If I have a stochastic matrix $X$- the sum of each row is equal to $1$ and all elements are non-negative.
Given this property, how can I show that:
$x'X=x'$ , $x\geq 0$
Has a non-zero solution?
I'm assuming this has something to do with proving a feasible dual, but not may be wrong..
On
Here is a hint for you:
Take $v = (1, 1, 1, \dots, 1)'$, the vector with only ones. By definition of your Matrix, you have $Xv = v$. Thus, $v$ is an eigenvector with eigenvalue 1.

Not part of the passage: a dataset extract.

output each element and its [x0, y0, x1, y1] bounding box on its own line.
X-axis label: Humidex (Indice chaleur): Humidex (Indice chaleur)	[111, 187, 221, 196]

Now change the first basis vector of your vector space to $v$ and keep the other unchanged. In this new basis, what will $X$ looks like?
On
Here's the linear programming approach (with considerable help from another user, Fanfan). Consider the LP
$$\min 0^T y$$ subject to $$(X - I)y \geq 1,$$ where $0$ and $1$ are, respectively, vectors containing all 0's and all 1's.
By Fanfan's answer to my question this LP is infeasible. Thus its dual, $$\max 1^T x$$ subject to $$x^T (X-I) = 0^T,$$ $$x \geq 0,$$ is either infeasible or unbounded. But $x = 0$ is a solution, and so this dual problem is feasible. Thus it must be unbounded. But that means there must be a nonzero solution $x_1$ in its feasible region. Thus we have $x_1^T X = x_1^T$ with $x_1 \geq 0$, $x_1 \neq 0$.
(Fanfan's answer to my question also includes another answer to your question - one that uses Farkas's Lemma rather than LP duality. It ends up being quite similar to my answer here, as, of course, Farkas's Lemma and LP duality are basically equivalent.)
If your matrix $X$ is $n\times n$, then $X$ is the transition matrix of a Markov chain with state space $\lbrace 1 , 2 , \dots , n \rbrace$. The vector $x$ that you are looking for is a stationary measure for the Markov chain.
The existence of such a non-zero $x$ can be proven using probability theory, but a purely linear approach falls under Perron-Frobenius theory.
For instance, the averages ${1\over n}\sum_{k=1}^n X^k$ of the powers of $X$ converge to a matrix $M$ (this statement needs proof!). Then, it is easy to see that any row of $M$ can serve as $x'$ and solves $x'X=x'$. Note that the row sums of $M$ all equal 1, so $x\neq 0$.
As you suggest, maybe there is also an approach via linear programming.